Vote NO on the state tax increase – send Sacramento and CSU a message that trimming unnecessay and

extravagnat costs must be done before we, the taxpayers, are going to give them more money.


And give up their monopoly privileges?


Not a chance!


They like things the way they are and only a virtual revolution could wrest those privileges from them!


They will not do what you recommend.


Get rid of them or get in some one different who will cut costs like no other.


And let us not forget that the taxpayers have been feeding and paying for private vehicles for the “important” people at The Chancellors office to the tune of $700,000.000 that has been uncovered so far.

This money would fund classes but instead we (the people) have no recourse to stop this behavior.
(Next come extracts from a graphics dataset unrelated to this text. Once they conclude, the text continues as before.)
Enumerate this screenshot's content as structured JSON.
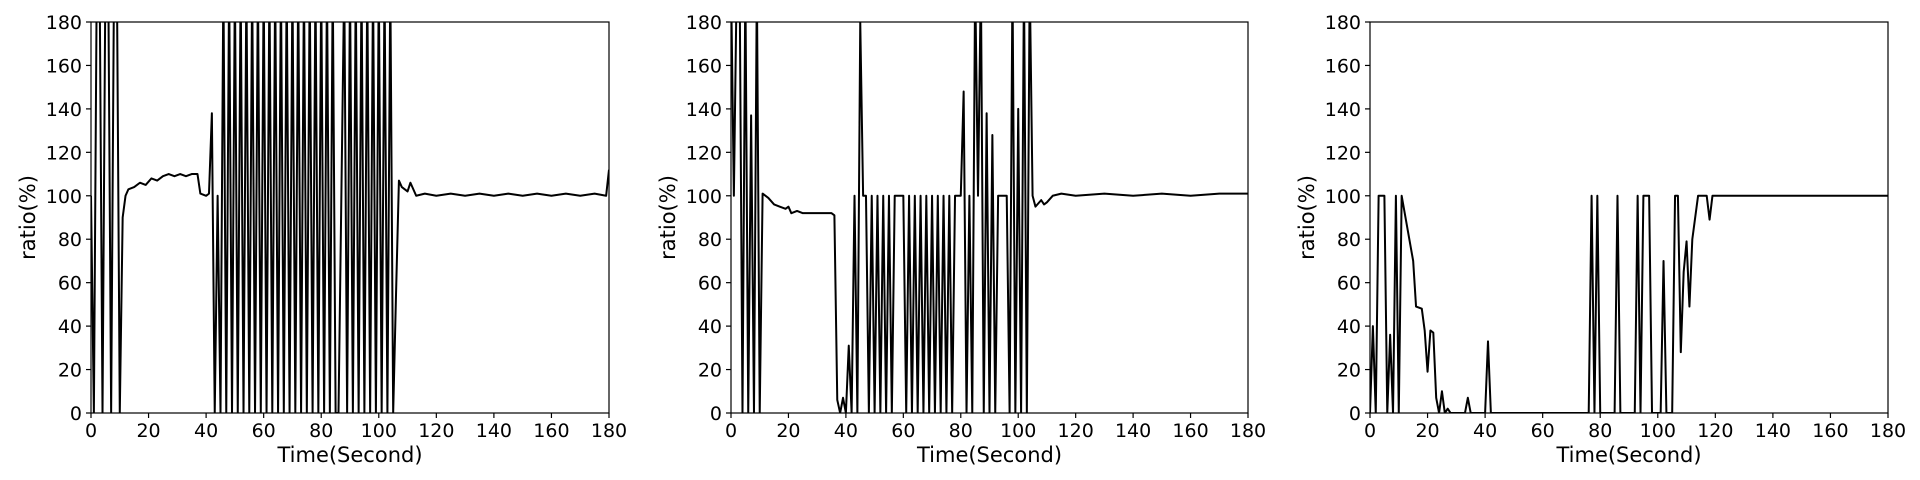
{
  "chart_data": [
    {
      "type": "line",
      "xlabel": "Time(Second)",
      "ylabel": "ratio(%)",
      "color": "#000000",
      "xlim": [
        0,
        180
      ],
      "ylim": [
        0,
        180
      ],
      "xticks": [
        0,
        20,
        40,
        60,
        80,
        100,
        120,
        140,
        160,
        180
      ],
      "yticks": [
        0,
        20,
        40,
        60,
        80,
        100,
        120,
        140,
        160,
        180
      ],
      "x": [
        0,
        1,
        2,
        3,
        4,
        5,
        6,
        7,
        8,
        9,
        10,
        11,
        12,
        13,
        15,
        17,
        19,
        21,
        23,
        25,
        27,
        29,
        31,
        33,
        35,
        37,
        38,
        40,
        41,
        42,
        43,
        44,
        45,
        46,
        47,
        48,
        49,
        50,
        51,
        52,
        53,
        54,
        55,
        56,
        57,
        58,
        59,
        60,
        61,
        62,
        63,
        64,
        65,
        66,
        67,
        68,
        69,
        70,
        71,
        72,
        73,
        74,
        75,
        76,
        77,
        78,
        79,
        80,
        81,
        82,
        83,
        84,
        85,
        86,
        88,
        89,
        90,
        91,
        92,
        93,
        94,
        95,
        96,
        97,
        98,
        99,
        100,
        101,
        102,
        103,
        104,
        105,
        106,
        107,
        108,
        110,
        111,
        113,
        116,
        120,
        125,
        130,
        135,
        140,
        145,
        150,
        155,
        160,
        165,
        170,
        175,
        179,
        180
      ],
      "values": [
        100,
        0,
        200,
        200,
        0,
        200,
        200,
        0,
        200,
        200,
        0,
        90,
        100,
        103,
        104,
        106,
        105,
        108,
        107,
        109,
        110,
        109,
        110,
        109,
        110,
        110,
        101,
        100,
        101,
        138,
        0,
        100,
        0,
        200,
        0,
        200,
        0,
        200,
        0,
        200,
        0,
        200,
        0,
        200,
        0,
        200,
        0,
        200,
        0,
        200,
        0,
        200,
        0,
        200,
        0,
        200,
        0,
        200,
        0,
        200,
        0,
        200,
        0,
        200,
        0,
        200,
        0,
        200,
        0,
        200,
        0,
        200,
        0,
        0,
        200,
        0,
        200,
        0,
        200,
        0,
        200,
        0,
        200,
        0,
        200,
        0,
        200,
        0,
        200,
        0,
        200,
        0,
        55,
        107,
        104,
        102,
        106,
        100,
        101,
        100,
        101,
        100,
        101,
        100,
        101,
        100,
        101,
        100,
        101,
        100,
        101,
        100,
        112
      ]
    },
    {
      "type": "line",
      "xlabel": "Time(Second)",
      "ylabel": "ratio(%)",
      "color": "#000000",
      "xlim": [
        0,
        180
      ],
      "ylim": [
        0,
        180
      ],
      "xticks": [
        0,
        20,
        40,
        60,
        80,
        100,
        120,
        140,
        160,
        180
      ],
      "yticks": [
        0,
        20,
        40,
        60,
        80,
        100,
        120,
        140,
        160,
        180
      ],
      "x": [
        0,
        1,
        2,
        3,
        4,
        5,
        6,
        7,
        8,
        9,
        10,
        11,
        13,
        15,
        17,
        19,
        20,
        21,
        23,
        25,
        30,
        35,
        36,
        37,
        38,
        39,
        40,
        41,
        42,
        43,
        44,
        45,
        46,
        47,
        48,
        49,
        50,
        51,
        52,
        53,
        54,
        55,
        56,
        57,
        60,
        61,
        62,
        63,
        64,
        65,
        66,
        67,
        68,
        69,
        70,
        71,
        72,
        73,
        74,
        75,
        76,
        77,
        78,
        80,
        81,
        82,
        83,
        84,
        85,
        86,
        87,
        88,
        89,
        90,
        91,
        92,
        93,
        96,
        97,
        98,
        99,
        100,
        101,
        102,
        103,
        104,
        105,
        106,
        108,
        109,
        110,
        112,
        115,
        120,
        130,
        140,
        150,
        160,
        170,
        180
      ],
      "values": [
        200,
        100,
        200,
        200,
        0,
        200,
        0,
        137,
        0,
        200,
        0,
        101,
        99,
        96,
        95,
        94,
        95,
        92,
        93,
        92,
        92,
        92,
        91,
        6,
        0,
        7,
        0,
        31,
        0,
        100,
        0,
        180,
        100,
        100,
        0,
        100,
        0,
        100,
        0,
        100,
        0,
        100,
        0,
        100,
        100,
        0,
        100,
        0,
        100,
        0,
        100,
        0,
        100,
        0,
        100,
        0,
        100,
        0,
        100,
        0,
        100,
        0,
        100,
        100,
        148,
        0,
        100,
        0,
        200,
        100,
        200,
        0,
        138,
        0,
        128,
        0,
        100,
        100,
        0,
        200,
        0,
        140,
        0,
        200,
        0,
        200,
        100,
        95,
        98,
        96,
        97,
        100,
        101,
        100,
        101,
        100,
        101,
        100,
        101,
        101
      ]
    },
    {
      "type": "line",
      "xlabel": "Time(Second)",
      "ylabel": "ratio(%)",
      "color": "#000000",
      "xlim": [
        0,
        180
      ],
      "ylim": [
        0,
        180
      ],
      "xticks": [
        0,
        20,
        40,
        60,
        80,
        100,
        120,
        140,
        160,
        180
      ],
      "yticks": [
        0,
        20,
        40,
        60,
        80,
        100,
        120,
        140,
        160,
        180
      ],
      "x": [
        0,
        1,
        2,
        3,
        4,
        5,
        6,
        7,
        8,
        9,
        10,
        11,
        15,
        16,
        18,
        19,
        20,
        21,
        22,
        23,
        24,
        25,
        26,
        27,
        28,
        30,
        33,
        34,
        35,
        40,
        41,
        42,
        50,
        76,
        77,
        78,
        79,
        80,
        85,
        86,
        87,
        92,
        93,
        94,
        95,
        97,
        98,
        101,
        102,
        103,
        105,
        106,
        107,
        108,
        109,
        110,
        111,
        112,
        113,
        114,
        117,
        118,
        119,
        120,
        150,
        180
      ],
      "values": [
        0,
        40,
        0,
        100,
        100,
        100,
        0,
        36,
        0,
        100,
        0,
        100,
        70,
        49,
        48,
        38,
        19,
        38,
        37,
        7,
        0,
        10,
        0,
        2,
        0,
        0,
        0,
        7,
        0,
        0,
        33,
        0,
        0,
        0,
        100,
        0,
        100,
        0,
        0,
        100,
        0,
        0,
        100,
        0,
        100,
        100,
        0,
        0,
        70,
        0,
        0,
        100,
        100,
        28,
        65,
        79,
        49,
        80,
        90,
        100,
        100,
        89,
        100,
        100,
        100,
        100
      ]
    }
  ]
}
The issue just seems to go away.


The Chancellor’s office — I have heard — costs as much as any individual campus. So WHY do we need them in the electronic age??
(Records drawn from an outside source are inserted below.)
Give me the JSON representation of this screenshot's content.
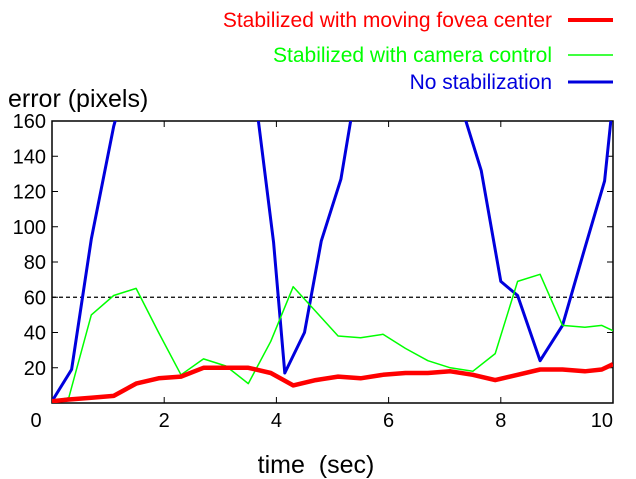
{
  "chart_data": {
    "type": "line",
    "ylabel": "error (pixels)",
    "xlabel": "time  (sec)",
    "xlim": [
      0,
      10
    ],
    "ylim": [
      0,
      160
    ],
    "xticks": [
      "0",
      "2",
      "4",
      "6",
      "8",
      "10"
    ],
    "yticks": [
      "20",
      "40",
      "60",
      "80",
      "100",
      "120",
      "140",
      "160"
    ],
    "xtick_values": [
      0,
      2,
      4,
      6,
      8,
      10
    ],
    "ytick_values": [
      20,
      40,
      60,
      80,
      100,
      120,
      140,
      160
    ],
    "legend_position": "top-right",
    "reference_line": {
      "y": 60,
      "style": "dashed",
      "color": "#000000"
    },
    "series": [
      {
        "name": "Stabilized with moving fovea center",
        "color": "#ff0000",
        "width": "thick",
        "x": [
          0,
          0.3,
          0.7,
          1.1,
          1.5,
          1.9,
          2.3,
          2.7,
          3.1,
          3.5,
          3.9,
          4.3,
          4.7,
          5.1,
          5.5,
          5.9,
          6.3,
          6.7,
          7.1,
          7.5,
          7.9,
          8.3,
          8.7,
          9.1,
          9.5,
          9.8,
          10
        ],
        "y": [
          1,
          2,
          3,
          4,
          11,
          14,
          15,
          20,
          20,
          20,
          17,
          10,
          13,
          15,
          14,
          16,
          17,
          17,
          18,
          16,
          13,
          16,
          19,
          19,
          18,
          19,
          22
        ]
      },
      {
        "name": "Stabilized with camera control",
        "color": "#00ff00",
        "width": "thin",
        "x": [
          0,
          0.3,
          0.7,
          1.1,
          1.5,
          1.9,
          2.3,
          2.7,
          3.1,
          3.5,
          3.9,
          4.3,
          4.7,
          5.1,
          5.5,
          5.9,
          6.3,
          6.7,
          7.1,
          7.5,
          7.9,
          8.3,
          8.7,
          9.1,
          9.5,
          9.8,
          10
        ],
        "y": [
          1,
          3,
          50,
          61,
          65,
          40,
          16,
          25,
          21,
          11,
          35,
          66,
          52,
          38,
          37,
          39,
          31,
          24,
          20,
          18,
          28,
          69,
          73,
          44,
          43,
          44,
          41
        ]
      },
      {
        "name": "No stabilization",
        "color": "#0000dd",
        "width": "thick",
        "x": [
          0,
          0.35,
          0.7,
          1.1,
          1.3,
          3.6,
          3.95,
          4.15,
          4.5,
          4.8,
          5.15,
          5.35,
          7.3,
          7.65,
          8.0,
          8.3,
          8.7,
          9.1,
          9.5,
          9.85,
          10
        ],
        "y": [
          1,
          19,
          93,
          157,
          180,
          180,
          91,
          17,
          40,
          92,
          127,
          165,
          168,
          132,
          69,
          61,
          24,
          44,
          88,
          126,
          172
        ]
      }
    ]
  }
}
Here is a simple cost savings free of charge.


WE don’t need them but they need us to believe that they serve some monumentally important function. But if you eliminated the chancellor’s office along with the board of trustees all of the schools would probably do better by having less red tape


If you privatized them, that would be even better?


Why tinker at the margins when you can solve the problem once and for all?


Because poorer people need school.


No doubt, they do.


But it seems that a hell of a lot of them are getting shut out of the system as it currently is.


And look at these high-priced paper pushers like this guy. In fact, the CSU system is full of them. What do they do all day long? If you could see a few of the internal memos of how the CSU system is run, all the unnecessary departments, committees, “task forces,” and such rot, it would make you vomit.


The way that they are run is WAY too complicated!


That doesn’t say much about this “public university” system, does it?


Are they servicing “the poor” very well? Hardly!


The free market can do anything better than government can.


I say give community colleges the ability to give out bachelor’s degree. They are still reasonable.


And I am not sure if private colleges would make it affordable for kids. I cant think of any cheap private colleges.


Why not have some CSUs and UCs branch out and make a whole new system.


Or merge CSUs and UCs into one system and shut down money sucking colleges. It was considered to shut down CSU Channel Islands and East Bay before.